The research was carried out by scientists at the University of Leeds and published in the journal Heart. It found that women were more than twice as likely as men to die within 30 days of suffering a heart attack: 5.3 percent of women who had heart attacks died within a month after being diagnosed, compared with just 2.3 percent of men, according to the study.

The study's authors estimated that between 2003 and 2013, 8,243 U.K. women died from heart attacks that wouldn't have killed them if they'd received the same quality of care as men. They noted that the true number is probably higher, as the study only looked at a portion of heart attack cases.

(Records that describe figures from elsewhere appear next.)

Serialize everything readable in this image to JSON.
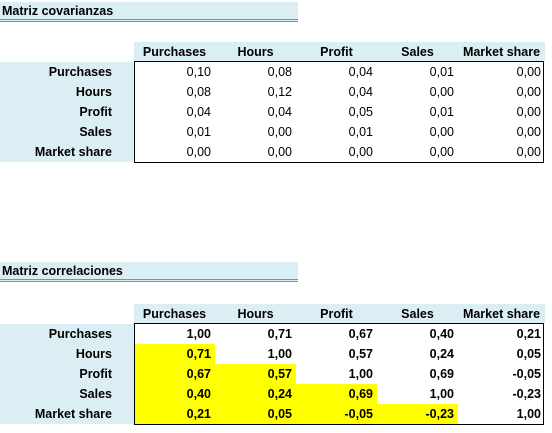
{
  "cov": {
    "title": "Matriz covarianzas",
    "columns": [
      "Purchases",
      "Hours",
      "Profit",
      "Sales",
      "Market share"
    ],
    "rows": [
      {
        "label": "Purchases",
        "values": [
          "0,10",
          "0,08",
          "0,04",
          "0,01",
          "0,00"
        ]
      },
      {
        "label": "Hours",
        "values": [
          "0,08",
          "0,12",
          "0,04",
          "0,00",
          "0,00"
        ]
      },
      {
        "label": "Profit",
        "values": [
          "0,04",
          "0,04",
          "0,05",
          "0,01",
          "0,00"
        ]
      },
      {
        "label": "Sales",
        "values": [
          "0,01",
          "0,00",
          "0,01",
          "0,00",
          "0,00"
        ]
      },
      {
        "label": "Market share",
        "values": [
          "0,00",
          "0,00",
          "0,00",
          "0,00",
          "0,00"
        ]
      }
    ]
  },
  "corr": {
    "title": "Matriz correlaciones",
    "columns": [
      "Purchases",
      "Hours",
      "Profit",
      "Sales",
      "Market share"
    ],
    "rows": [
      {
        "label": "Purchases",
        "values": [
          "1,00",
          "0,71",
          "0,67",
          "0,40",
          "0,21"
        ]
      },
      {
        "label": "Hours",
        "values": [
          "0,71",
          "1,00",
          "0,57",
          "0,24",
          "0,05"
        ]
      },
      {
        "label": "Profit",
        "values": [
          "0,67",
          "0,57",
          "1,00",
          "0,69",
          "-0,05"
        ]
      },
      {
        "label": "Sales",
        "values": [
          "0,40",
          "0,24",
          "0,69",
          "1,00",
          "-0,23"
        ]
      },
      {
        "label": "Market share",
        "values": [
          "0,21",
          "0,05",
          "-0,05",
          "-0,23",
          "1,00"
        ]
      }
    ],
    "highlight_color": "#ffff00"
  },
  "colors": {
    "header_fill": "#daeef3",
    "title_underline": "#6f98b4"
  }
}
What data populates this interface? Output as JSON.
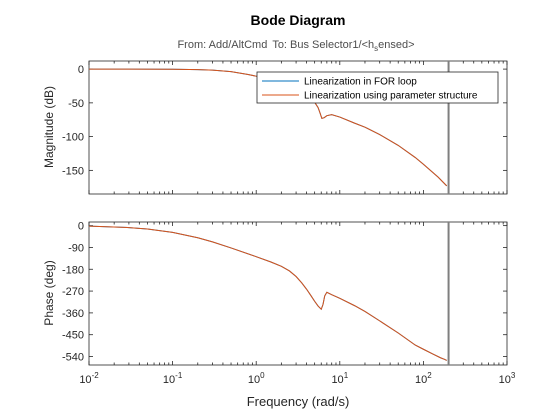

Chris Gales, professor of cardiovascular medicine at the University of Leeds and the report's senior author, told CNN that there's a "false perception that heart attacks are only a male health issues," and cited this as one reason women often don't receive adequate care after suffering heart attacks.

For instance, Gales said, women often don't receive coronary angiographies in a timely manner after being admitted to the hospital for heart attacks. According to his study, women who suffered non-ST-elevation myocardial infarction — a specific type of heart attack — were 34 percent less likely than men to receive coronary angiographies within 72 hours of their admittance to a hospital. Similarly, women who suffered ST-elevation myocardial infarctions — a variety of heart attack in which the coronary artery is completely blocked — were less likely than men to be receive timely reperfusion or stent procedures, or be prescribed beta blockers or statins.

The researchers did note that women who were admitted for heart attacks tended to be older and have more risk factors than men when they entered the hospital. However, the scientists controlled for these factors when carrying out the study, suggesting that inadequate medical care — and not pre-existing risk factors — was responsible for the disparity in men and women's death rates.

"We know women are dying due to unequal heart attack care — and now we've identified the shortfalls we need to target to save lives," Gales told CNN.

The study was funded, in part, by the British Heart Foundation. A 2016 study funded by the BHF concluded that concluded that women in the U.K. are 50 percent more likely than men to receive the wrong diagnoses after having a heart attack — a disparity that, Gales noted at the time, could lead to an "increased risk of death" for women who have heart attacks.